An example of one such query is the quintessential pagination query. Assume you have a schema for comments that looks like this:


CREATE TABLE COMMENTS(post_id INT, 
  comment_id INT, 
  comment_text TEXT,
  poster_id INT,
  posted_at TIMESTAMP,
  PRIMARY KEY (comment_id),
  UNIQUE KEY (post_id, posted_at, comment_id)
);


Now, you display the first page (say the most recent 10 comments) for a post (with id=33) using a query such as:

SELECT * FROM COMMENTS 
  WHERE post_id=33 
  ORDER BY posted_at DESC
  LIMIT 0,10;


The LIMIT 0,10 syntax fetches at most 10 comments from offset 0 in the result set.

The most natural way to fetch the 2nd page would be to say:

SELECT * FROM COMMENTS 
  WHERE post_id=33 
  ORDER BY posted_at DESC
  LIMIT 10,10;


Similarly, you can get the 3rd page by saying:

SELECT * FROM COMMENTS 
  WHERE post_id=33 
  ORDER BY posted_at DESC
  LIMIT 20,10;


and so on...

You must have noticed that in case LIMIT 1000,10 is specified, a naive execution of the query plan involves fetching all the 1000 rows before the 10 interesting rows are returned by the database. In fact, most databases, will do just that. There is in fact a better way to execute such queries.

(Let's leave aside the discussion of whether pagination queries should be implemented this way. The observant reader will notice that we have an index on (post_id, posted_at, comment_id), and that can be used to fetch the next 10 results given the post_id, posted_at, and comment_id of the immediately preceding comment).

We know that most (of not all) databases use B-Trees to store indexed information. It is easy to augment the B-Tree to hold information such as "how many elements under this node (including the node itself)?" This information alone will let us very quickly (in O(log n) I/O look-ups) locate the node of interest. Suppose we want the entry from the COMMENTS table at offset 1000 with post_id=33, we will first perform a look-up for the first entry with post_id=33. Once we find this key, we can quickly (in O(1) time) determine how many entries are less than the located entry (since we already have this information cached at each node). Let the found node be at offset OFF1. Subsequently, we can query the B-Tree to find the entry that has an offset of OFF1 + 1000 (since we have the cumulative counts cached for every value in the B-Tree node!).
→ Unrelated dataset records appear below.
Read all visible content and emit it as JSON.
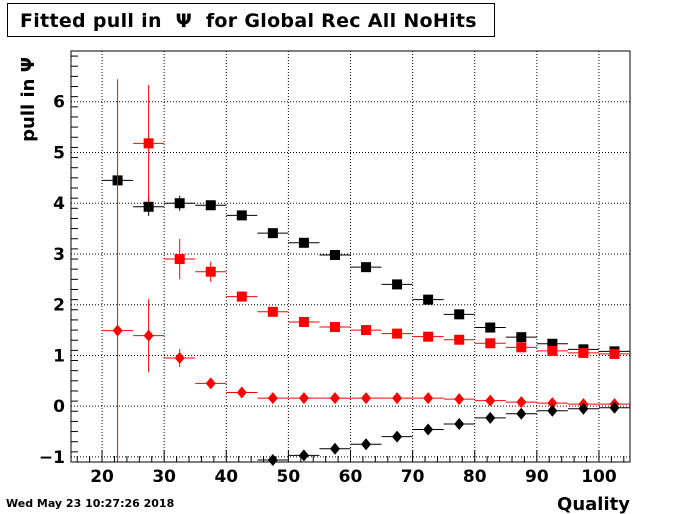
{
  "header": {
    "title": "Fitted pull in  Ψ  for Global Rec All NoHits"
  },
  "footer": {
    "timestamp": "Wed May 23 10:27:26 2018"
  },
  "chart_data": {
    "type": "scatter",
    "title": "Fitted pull in  Ψ  for Global Rec All NoHits",
    "xlabel": "Quality",
    "ylabel": "pull in  Ψ",
    "xlim": [
      15,
      105
    ],
    "ylim": [
      -1.1,
      7.0
    ],
    "grid": true,
    "x_ticks": [
      20,
      30,
      40,
      50,
      60,
      70,
      80,
      90,
      100
    ],
    "y_ticks": [
      -1,
      0,
      1,
      2,
      3,
      4,
      5,
      6
    ],
    "bin_half_width": 2.5,
    "series": [
      {
        "color": "#000000",
        "marker": "square",
        "points": [
          {
            "x": 22.5,
            "y": 4.45,
            "err": 0.0
          },
          {
            "x": 27.5,
            "y": 3.93,
            "err": 0.18
          },
          {
            "x": 32.5,
            "y": 4.0,
            "err": 0.15
          },
          {
            "x": 37.5,
            "y": 3.96,
            "err": 0.06
          },
          {
            "x": 42.5,
            "y": 3.76,
            "err": 0.04
          },
          {
            "x": 47.5,
            "y": 3.41,
            "err": 0.03
          },
          {
            "x": 52.5,
            "y": 3.22,
            "err": 0.02
          },
          {
            "x": 57.5,
            "y": 2.98,
            "err": 0.02
          },
          {
            "x": 62.5,
            "y": 2.74,
            "err": 0.02
          },
          {
            "x": 67.5,
            "y": 2.4,
            "err": 0.02
          },
          {
            "x": 72.5,
            "y": 2.1,
            "err": 0.02
          },
          {
            "x": 77.5,
            "y": 1.81,
            "err": 0.02
          },
          {
            "x": 82.5,
            "y": 1.55,
            "err": 0.02
          },
          {
            "x": 87.5,
            "y": 1.36,
            "err": 0.02
          },
          {
            "x": 92.5,
            "y": 1.23,
            "err": 0.02
          },
          {
            "x": 97.5,
            "y": 1.12,
            "err": 0.02
          },
          {
            "x": 102.5,
            "y": 1.08,
            "err": 0.02
          }
        ]
      },
      {
        "color": "#ff0000",
        "marker": "square",
        "points": [
          {
            "x": 27.5,
            "y": 5.18,
            "err": 1.15
          },
          {
            "x": 32.5,
            "y": 2.9,
            "err": 0.4
          },
          {
            "x": 37.5,
            "y": 2.65,
            "err": 0.2
          },
          {
            "x": 42.5,
            "y": 2.16,
            "err": 0.06
          },
          {
            "x": 47.5,
            "y": 1.86,
            "err": 0.04
          },
          {
            "x": 52.5,
            "y": 1.66,
            "err": 0.03
          },
          {
            "x": 57.5,
            "y": 1.56,
            "err": 0.02
          },
          {
            "x": 62.5,
            "y": 1.5,
            "err": 0.02
          },
          {
            "x": 67.5,
            "y": 1.43,
            "err": 0.02
          },
          {
            "x": 72.5,
            "y": 1.37,
            "err": 0.02
          },
          {
            "x": 77.5,
            "y": 1.31,
            "err": 0.02
          },
          {
            "x": 82.5,
            "y": 1.24,
            "err": 0.02
          },
          {
            "x": 87.5,
            "y": 1.16,
            "err": 0.02
          },
          {
            "x": 92.5,
            "y": 1.09,
            "err": 0.02
          },
          {
            "x": 97.5,
            "y": 1.05,
            "err": 0.02
          },
          {
            "x": 102.5,
            "y": 1.03,
            "err": 0.02
          }
        ]
      },
      {
        "color": "#ff0000",
        "marker": "diamond",
        "points": [
          {
            "x": 22.5,
            "y": 1.49,
            "err": 4.95
          },
          {
            "x": 27.5,
            "y": 1.39,
            "err": 0.72
          },
          {
            "x": 32.5,
            "y": 0.95,
            "err": 0.18
          },
          {
            "x": 37.5,
            "y": 0.45,
            "err": 0.05
          },
          {
            "x": 42.5,
            "y": 0.27,
            "err": 0.03
          },
          {
            "x": 47.5,
            "y": 0.16,
            "err": 0.02
          },
          {
            "x": 52.5,
            "y": 0.16,
            "err": 0.02
          },
          {
            "x": 57.5,
            "y": 0.16,
            "err": 0.02
          },
          {
            "x": 62.5,
            "y": 0.16,
            "err": 0.02
          },
          {
            "x": 67.5,
            "y": 0.16,
            "err": 0.02
          },
          {
            "x": 72.5,
            "y": 0.16,
            "err": 0.02
          },
          {
            "x": 77.5,
            "y": 0.14,
            "err": 0.02
          },
          {
            "x": 82.5,
            "y": 0.11,
            "err": 0.02
          },
          {
            "x": 87.5,
            "y": 0.08,
            "err": 0.02
          },
          {
            "x": 92.5,
            "y": 0.06,
            "err": 0.02
          },
          {
            "x": 97.5,
            "y": 0.04,
            "err": 0.02
          },
          {
            "x": 102.5,
            "y": 0.04,
            "err": 0.02
          }
        ]
      },
      {
        "color": "#000000",
        "marker": "diamond",
        "points": [
          {
            "x": 47.5,
            "y": -1.06,
            "err": 0.02
          },
          {
            "x": 52.5,
            "y": -0.97,
            "err": 0.02
          },
          {
            "x": 57.5,
            "y": -0.84,
            "err": 0.02
          },
          {
            "x": 62.5,
            "y": -0.75,
            "err": 0.02
          },
          {
            "x": 67.5,
            "y": -0.6,
            "err": 0.02
          },
          {
            "x": 72.5,
            "y": -0.46,
            "err": 0.02
          },
          {
            "x": 77.5,
            "y": -0.35,
            "err": 0.02
          },
          {
            "x": 82.5,
            "y": -0.23,
            "err": 0.02
          },
          {
            "x": 87.5,
            "y": -0.15,
            "err": 0.02
          },
          {
            "x": 92.5,
            "y": -0.09,
            "err": 0.02
          },
          {
            "x": 97.5,
            "y": -0.05,
            "err": 0.02
          },
          {
            "x": 102.5,
            "y": -0.03,
            "err": 0.02
          }
        ]
      }
    ]
  }
}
For example, consider the Binary Tree shown below:



The alphabets in the top half of every node are the keys and the number in the bottom half of the node is the count of the number of nodes in the sub-tree rooted at that node.

We can answer the following query on this tree in O(log n) time:

SELECT KEY FROM BINARY_TREE
  WHERE KEY > D
  ORDER BY KEY
  LIMIT 3,2;


i.e. We want to fetch the 5 smallest keys greater than 'D', but we want only the last 2 from this set. i.e. The 2 greatest keys that are a subset of the set containing the 5 smallest keys greater than 'D' (read that a few times to get a hang of it).

We proceed as follows:
  1. Find D
  2. Find Rank(D) = 4
  3. Find the KEY such that Rank(K) = Rank(D)+3 = 7. This happens to be the KEY 'G'
  4. Perform an in-order traversal to find the in-order successor of the node that we are on till we either run out of nodes or we have walked 2 nodes (whichever comes first)
Note: To compute the rank of a node we use the following formula:

Rank(Node) = SubtreeSize(Node->Left) + 1 [if Node->Left exists]
Rank(Node) = 1                           [otherwise]


Hence, we can see that we are able to satisfy this query in time O(log n + Result_Set_Size), where n is the number of elements in the Binary Tree.